Both halves of that job run on the same fuel: visibility into what AI bots are doing on your domain. That's what Agent Analytics provides, from the CDN-level baseline of which crawlers visit and what they read, through crawlability diagnostics that flag robots.txt blocks, rendering failures, and latency issues that keep pages out of answers, to the page-level citation data that turns every tactic in this article into a readable test.

If you'd rather see what AI bots can and can't access on your site before spending a quarter optimizing on guesswork, let’s chat. Our team would love to help.

Technical AEO FAQs

Is technical SEO the same as technical AEO?

Mostly, but not entirely. Good technical SEO gets you most of the way to AI crawlability, and the highest-impact AEO work (permissive bot access, shallow crawl depth, fast TTFB, semantic HTML) is work an SEO team should already be doing. The differences are in emphasis: AI bots don't render JavaScript, are less tolerant of redirect chains and slow responses, and ignore index-management signals like canonicals entirely.

How do I check if AI bots can crawl my website?

AI crawlers don't execute JavaScript, so tools like GA4 never see them. The data lives at the server or CDN layer, in raw server logs, CDN bot dashboards, or a purpose-built tool like Profound's Agent Analytics, which classifies verified AI bot traffic by platform, page, and intent. Start by confirming that your robots.txt isn't blocking crawlers like GPTBot, then check which pages bots can access and where requests fail.

Does schema markup improve AI visibility?

The evidence suggests LLMs read structured data as plain text rather than treating it as a special ranking signal. Implement it anyway: traditional SEO and Google search results still benefit measurably from proper schema, and good SEO remains good AEO. Just be skeptical of anyone selling schema as a dedicated AI optimization breakthrough.

Should I add an llms.txt file to my website?

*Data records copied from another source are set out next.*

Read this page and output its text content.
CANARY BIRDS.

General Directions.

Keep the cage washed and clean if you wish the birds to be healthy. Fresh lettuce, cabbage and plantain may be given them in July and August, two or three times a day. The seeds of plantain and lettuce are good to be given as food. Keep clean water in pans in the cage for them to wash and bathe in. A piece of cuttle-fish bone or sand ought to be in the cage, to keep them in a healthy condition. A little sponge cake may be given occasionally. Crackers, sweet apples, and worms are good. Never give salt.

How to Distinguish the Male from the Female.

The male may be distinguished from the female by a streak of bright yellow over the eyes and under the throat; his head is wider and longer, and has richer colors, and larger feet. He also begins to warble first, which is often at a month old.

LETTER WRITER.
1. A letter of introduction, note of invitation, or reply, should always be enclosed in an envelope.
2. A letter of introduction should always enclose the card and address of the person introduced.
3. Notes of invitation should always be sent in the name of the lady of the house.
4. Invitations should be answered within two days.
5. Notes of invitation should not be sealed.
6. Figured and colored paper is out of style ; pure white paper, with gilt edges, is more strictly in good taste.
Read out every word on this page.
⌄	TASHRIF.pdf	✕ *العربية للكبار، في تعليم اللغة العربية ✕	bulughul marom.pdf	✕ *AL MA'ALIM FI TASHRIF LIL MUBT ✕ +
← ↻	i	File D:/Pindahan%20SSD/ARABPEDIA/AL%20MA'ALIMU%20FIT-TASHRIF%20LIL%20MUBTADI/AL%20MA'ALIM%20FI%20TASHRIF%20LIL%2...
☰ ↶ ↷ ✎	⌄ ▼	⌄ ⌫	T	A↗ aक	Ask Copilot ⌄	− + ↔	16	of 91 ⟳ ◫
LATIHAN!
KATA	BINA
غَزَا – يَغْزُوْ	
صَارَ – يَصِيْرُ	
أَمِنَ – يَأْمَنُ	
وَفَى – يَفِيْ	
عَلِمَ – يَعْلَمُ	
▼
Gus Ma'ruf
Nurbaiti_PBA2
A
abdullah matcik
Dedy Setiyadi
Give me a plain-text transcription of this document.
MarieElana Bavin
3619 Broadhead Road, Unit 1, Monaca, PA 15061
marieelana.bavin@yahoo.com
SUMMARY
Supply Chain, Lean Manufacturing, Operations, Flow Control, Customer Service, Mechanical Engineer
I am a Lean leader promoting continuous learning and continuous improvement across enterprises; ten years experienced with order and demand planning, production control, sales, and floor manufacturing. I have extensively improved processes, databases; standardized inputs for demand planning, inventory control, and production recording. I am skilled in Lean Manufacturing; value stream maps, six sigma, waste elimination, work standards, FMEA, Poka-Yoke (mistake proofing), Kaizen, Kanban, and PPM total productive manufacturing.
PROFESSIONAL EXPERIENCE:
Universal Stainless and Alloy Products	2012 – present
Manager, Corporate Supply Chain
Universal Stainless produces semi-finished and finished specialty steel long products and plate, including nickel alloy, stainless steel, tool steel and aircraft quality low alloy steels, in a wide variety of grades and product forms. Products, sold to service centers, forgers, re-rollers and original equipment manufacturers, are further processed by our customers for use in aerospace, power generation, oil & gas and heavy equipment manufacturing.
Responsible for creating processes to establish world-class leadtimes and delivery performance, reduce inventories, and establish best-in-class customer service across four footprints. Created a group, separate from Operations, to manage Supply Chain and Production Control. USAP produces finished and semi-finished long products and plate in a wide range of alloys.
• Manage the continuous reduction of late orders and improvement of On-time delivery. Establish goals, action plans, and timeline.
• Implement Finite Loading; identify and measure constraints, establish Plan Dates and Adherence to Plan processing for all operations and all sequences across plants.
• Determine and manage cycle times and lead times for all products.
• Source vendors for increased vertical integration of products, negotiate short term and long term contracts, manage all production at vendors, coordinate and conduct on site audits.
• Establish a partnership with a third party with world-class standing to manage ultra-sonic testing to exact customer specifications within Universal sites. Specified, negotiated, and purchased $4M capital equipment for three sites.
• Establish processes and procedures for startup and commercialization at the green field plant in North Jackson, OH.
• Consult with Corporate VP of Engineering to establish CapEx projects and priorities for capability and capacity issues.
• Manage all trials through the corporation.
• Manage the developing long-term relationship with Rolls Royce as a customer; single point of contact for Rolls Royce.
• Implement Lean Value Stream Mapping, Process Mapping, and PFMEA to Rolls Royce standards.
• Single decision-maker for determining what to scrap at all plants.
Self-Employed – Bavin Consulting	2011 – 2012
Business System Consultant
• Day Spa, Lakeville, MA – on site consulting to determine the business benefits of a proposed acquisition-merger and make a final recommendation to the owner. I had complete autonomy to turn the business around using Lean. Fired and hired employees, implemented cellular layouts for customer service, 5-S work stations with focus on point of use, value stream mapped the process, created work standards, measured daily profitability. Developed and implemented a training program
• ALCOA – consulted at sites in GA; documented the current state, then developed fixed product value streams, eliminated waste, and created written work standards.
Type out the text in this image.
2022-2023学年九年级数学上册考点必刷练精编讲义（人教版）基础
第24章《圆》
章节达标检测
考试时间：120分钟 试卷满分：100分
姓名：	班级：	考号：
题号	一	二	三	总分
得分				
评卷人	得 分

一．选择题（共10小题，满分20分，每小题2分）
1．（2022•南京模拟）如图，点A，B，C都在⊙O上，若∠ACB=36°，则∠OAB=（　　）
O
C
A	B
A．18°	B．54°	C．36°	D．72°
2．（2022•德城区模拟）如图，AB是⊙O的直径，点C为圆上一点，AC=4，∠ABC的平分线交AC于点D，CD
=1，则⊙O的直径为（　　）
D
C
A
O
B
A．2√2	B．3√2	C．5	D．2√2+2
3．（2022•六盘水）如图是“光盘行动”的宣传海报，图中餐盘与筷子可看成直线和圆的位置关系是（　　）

Yes, with the right expectations. There's no evidence llms.txt improves citation rates, but it improves how AI agents interact with your domain, Google now checks for it in Lighthouse's agentic readiness audits, and there are documented cases of agents retrieving it during technical queries. Treat it as agent documentation: a plain markdown file at your domain root pointing to your docs, API reference, and MCP endpoints, not a marketing surface.

Do markdown versions of pages help with AI search?

Not based on current evidence. Profound's own testing found a marginal increase in bot traffic to markdown pages but no conclusive lift in citation rates or accuracy. The one exception is long, single-purpose content like documentation at risk of token truncation, where an optional markdown version can be worth testing—served alongside the HTML, never as a different version shown only to bots.